Снял с головы шелом и на ребятенка надел. Тихо стало разом на улице, будто немота на всех разом напала. Ну, все! Теперь счастливчику, пока волос над губами пробиваться не начнет, верховодить...
Ласково князь молодца принял, сам в дверях встретил, сам на стол, богатырям отведенный, указал. Занимай, мол, то место, какое нужным сочтешь. Ан не раньше, как о случившемся скажешь. Алешка и развернулся - это ему не привыкать стать. Речь завел - в палатах тесно стало. На каждое слово правды, десять полуправды, ан и то верно - красиво не соврать, правды не сказать. Соловьем заливается, и того не видит, как нет-нет, а набежит тучка на чело княжеское. Потому, хоть и совершил Алешка подвиг богатырский, хоть и постоял за честь княжескую, да только не ко времени. Взъярится Степь, о гибели Тугоркановой прознав, воспылает местью, на Киев всей силой своею страшною двинется. Тут и иные захотят из-под руки княжеской на волю податься, того не понимая, что дружно - не грузно, а врозь - хоть брось. Обиды старые припомнят, как князь мечом к покорности приводил. Только того и ждут, чтобы ослаб. Под себя, ровно куры, гребут.
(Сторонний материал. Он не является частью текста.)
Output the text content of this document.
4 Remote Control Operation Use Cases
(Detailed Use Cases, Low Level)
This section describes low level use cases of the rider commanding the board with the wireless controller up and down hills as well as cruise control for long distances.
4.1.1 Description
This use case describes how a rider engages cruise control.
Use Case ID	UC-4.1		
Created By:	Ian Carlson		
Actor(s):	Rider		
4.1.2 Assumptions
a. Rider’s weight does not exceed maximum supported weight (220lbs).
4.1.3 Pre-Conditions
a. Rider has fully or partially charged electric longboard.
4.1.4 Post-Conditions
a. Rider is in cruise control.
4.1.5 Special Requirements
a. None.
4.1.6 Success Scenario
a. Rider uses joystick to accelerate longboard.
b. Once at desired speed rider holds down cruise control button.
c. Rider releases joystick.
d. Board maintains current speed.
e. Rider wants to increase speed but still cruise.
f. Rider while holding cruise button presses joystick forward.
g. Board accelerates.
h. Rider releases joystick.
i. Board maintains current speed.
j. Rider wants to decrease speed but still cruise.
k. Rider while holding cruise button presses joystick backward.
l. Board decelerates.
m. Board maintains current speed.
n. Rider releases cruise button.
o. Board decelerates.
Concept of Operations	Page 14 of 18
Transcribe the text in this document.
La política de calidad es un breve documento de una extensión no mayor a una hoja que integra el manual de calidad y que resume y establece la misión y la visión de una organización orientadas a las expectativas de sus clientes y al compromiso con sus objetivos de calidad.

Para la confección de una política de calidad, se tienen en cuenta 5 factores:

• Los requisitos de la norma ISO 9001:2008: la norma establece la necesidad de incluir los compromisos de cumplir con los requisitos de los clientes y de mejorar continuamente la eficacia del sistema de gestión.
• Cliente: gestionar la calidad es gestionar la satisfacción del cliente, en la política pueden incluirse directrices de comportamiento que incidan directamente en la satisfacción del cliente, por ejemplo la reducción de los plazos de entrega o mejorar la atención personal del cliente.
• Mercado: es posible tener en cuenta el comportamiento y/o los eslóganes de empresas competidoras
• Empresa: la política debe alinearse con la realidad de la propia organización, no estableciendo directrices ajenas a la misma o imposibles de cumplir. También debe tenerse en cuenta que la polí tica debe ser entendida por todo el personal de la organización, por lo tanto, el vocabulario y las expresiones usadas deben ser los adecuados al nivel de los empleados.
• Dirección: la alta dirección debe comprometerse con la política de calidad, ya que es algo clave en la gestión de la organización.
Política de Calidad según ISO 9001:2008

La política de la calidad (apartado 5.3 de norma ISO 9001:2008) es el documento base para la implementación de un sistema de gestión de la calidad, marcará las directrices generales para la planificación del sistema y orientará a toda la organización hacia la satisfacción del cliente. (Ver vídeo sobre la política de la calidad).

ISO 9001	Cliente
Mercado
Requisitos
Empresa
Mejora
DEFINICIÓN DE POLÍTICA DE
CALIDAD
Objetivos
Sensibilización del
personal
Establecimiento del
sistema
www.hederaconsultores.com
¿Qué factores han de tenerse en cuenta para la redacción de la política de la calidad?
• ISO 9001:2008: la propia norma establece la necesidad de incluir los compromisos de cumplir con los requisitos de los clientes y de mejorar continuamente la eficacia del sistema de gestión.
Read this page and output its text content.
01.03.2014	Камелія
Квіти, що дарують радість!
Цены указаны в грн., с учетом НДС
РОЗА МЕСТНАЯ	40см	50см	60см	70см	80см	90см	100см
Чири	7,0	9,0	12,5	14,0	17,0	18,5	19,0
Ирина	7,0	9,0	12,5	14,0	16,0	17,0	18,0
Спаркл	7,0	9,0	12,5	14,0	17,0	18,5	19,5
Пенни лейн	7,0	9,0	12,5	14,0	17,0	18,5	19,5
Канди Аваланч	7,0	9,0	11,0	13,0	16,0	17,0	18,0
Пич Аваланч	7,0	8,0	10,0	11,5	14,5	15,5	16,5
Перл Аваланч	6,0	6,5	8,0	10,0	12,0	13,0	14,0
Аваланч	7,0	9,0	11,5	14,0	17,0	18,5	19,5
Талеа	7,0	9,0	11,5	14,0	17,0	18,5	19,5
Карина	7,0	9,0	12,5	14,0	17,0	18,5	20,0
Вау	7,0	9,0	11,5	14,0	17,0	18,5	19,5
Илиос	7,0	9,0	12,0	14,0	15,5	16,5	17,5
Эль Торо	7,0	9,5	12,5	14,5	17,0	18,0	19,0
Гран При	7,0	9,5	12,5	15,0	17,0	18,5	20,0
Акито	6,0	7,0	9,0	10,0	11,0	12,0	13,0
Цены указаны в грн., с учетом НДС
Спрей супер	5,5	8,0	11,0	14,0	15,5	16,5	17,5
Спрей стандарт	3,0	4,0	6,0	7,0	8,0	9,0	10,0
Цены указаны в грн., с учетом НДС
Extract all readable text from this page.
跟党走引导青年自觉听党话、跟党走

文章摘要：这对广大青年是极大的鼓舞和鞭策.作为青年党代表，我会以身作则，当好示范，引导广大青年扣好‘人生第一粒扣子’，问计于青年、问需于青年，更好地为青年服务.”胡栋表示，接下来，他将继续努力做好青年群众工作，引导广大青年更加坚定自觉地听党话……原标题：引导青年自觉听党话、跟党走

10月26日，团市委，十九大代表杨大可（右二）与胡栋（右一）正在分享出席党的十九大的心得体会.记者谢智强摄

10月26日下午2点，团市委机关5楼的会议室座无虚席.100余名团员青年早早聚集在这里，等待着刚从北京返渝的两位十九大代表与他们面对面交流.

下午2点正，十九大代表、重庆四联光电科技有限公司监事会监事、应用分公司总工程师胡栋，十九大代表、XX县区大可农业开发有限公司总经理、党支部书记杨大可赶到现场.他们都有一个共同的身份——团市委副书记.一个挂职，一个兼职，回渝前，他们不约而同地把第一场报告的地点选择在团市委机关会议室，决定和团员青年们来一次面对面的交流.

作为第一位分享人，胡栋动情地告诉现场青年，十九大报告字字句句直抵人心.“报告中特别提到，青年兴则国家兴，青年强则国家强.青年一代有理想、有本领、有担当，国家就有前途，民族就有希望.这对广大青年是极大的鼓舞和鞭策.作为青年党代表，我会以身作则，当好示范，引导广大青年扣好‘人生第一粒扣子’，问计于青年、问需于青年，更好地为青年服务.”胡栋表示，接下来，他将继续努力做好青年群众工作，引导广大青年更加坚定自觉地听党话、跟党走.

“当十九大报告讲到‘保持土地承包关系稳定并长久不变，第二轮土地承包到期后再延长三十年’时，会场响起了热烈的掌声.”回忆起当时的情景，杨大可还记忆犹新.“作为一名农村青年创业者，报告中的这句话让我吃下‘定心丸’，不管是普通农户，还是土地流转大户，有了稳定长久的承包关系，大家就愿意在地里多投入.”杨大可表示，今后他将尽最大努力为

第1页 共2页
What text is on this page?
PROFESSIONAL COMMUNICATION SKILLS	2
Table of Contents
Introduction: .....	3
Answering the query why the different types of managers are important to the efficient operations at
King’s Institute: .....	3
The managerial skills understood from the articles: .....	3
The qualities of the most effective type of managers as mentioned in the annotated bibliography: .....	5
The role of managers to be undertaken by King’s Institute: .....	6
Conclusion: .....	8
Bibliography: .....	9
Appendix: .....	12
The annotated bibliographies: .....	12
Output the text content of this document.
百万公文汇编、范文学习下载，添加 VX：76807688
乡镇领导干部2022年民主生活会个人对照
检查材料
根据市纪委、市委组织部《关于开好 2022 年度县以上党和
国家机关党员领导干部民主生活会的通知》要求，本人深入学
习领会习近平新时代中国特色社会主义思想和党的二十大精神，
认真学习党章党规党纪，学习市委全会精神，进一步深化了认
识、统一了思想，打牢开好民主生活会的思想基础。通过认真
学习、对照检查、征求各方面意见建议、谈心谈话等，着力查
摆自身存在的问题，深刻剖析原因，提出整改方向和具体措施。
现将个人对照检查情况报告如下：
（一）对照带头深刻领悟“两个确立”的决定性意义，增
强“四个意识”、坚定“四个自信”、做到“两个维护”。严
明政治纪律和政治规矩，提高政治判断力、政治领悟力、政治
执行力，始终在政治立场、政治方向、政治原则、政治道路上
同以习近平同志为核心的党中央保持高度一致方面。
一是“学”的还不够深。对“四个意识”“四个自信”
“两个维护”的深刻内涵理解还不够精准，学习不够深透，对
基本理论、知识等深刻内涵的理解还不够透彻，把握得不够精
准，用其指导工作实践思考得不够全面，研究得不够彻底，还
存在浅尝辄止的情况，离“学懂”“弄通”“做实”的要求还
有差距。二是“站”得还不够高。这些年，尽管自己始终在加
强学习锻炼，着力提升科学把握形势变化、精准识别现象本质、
Невдомек, что не из прихоти своей народы под руку свою собирает, от того, что вдаль зрит - что суждено им навеки единым народом стать, потому как они одно и есть, хоть и обычаями разнятся. Да где там - разнятся? Одни кумиры по рощам да дубравам стоят, языком одним говорят, пусть и не все слова одинаковы, зато сердце у всех - одно, и мать-Сыра-земля - на всех одна... От того и не все слышит князь, об чем Алешка рассказывает, иные думы чело морщинами хмурят. Такие, что не всякому откроешь.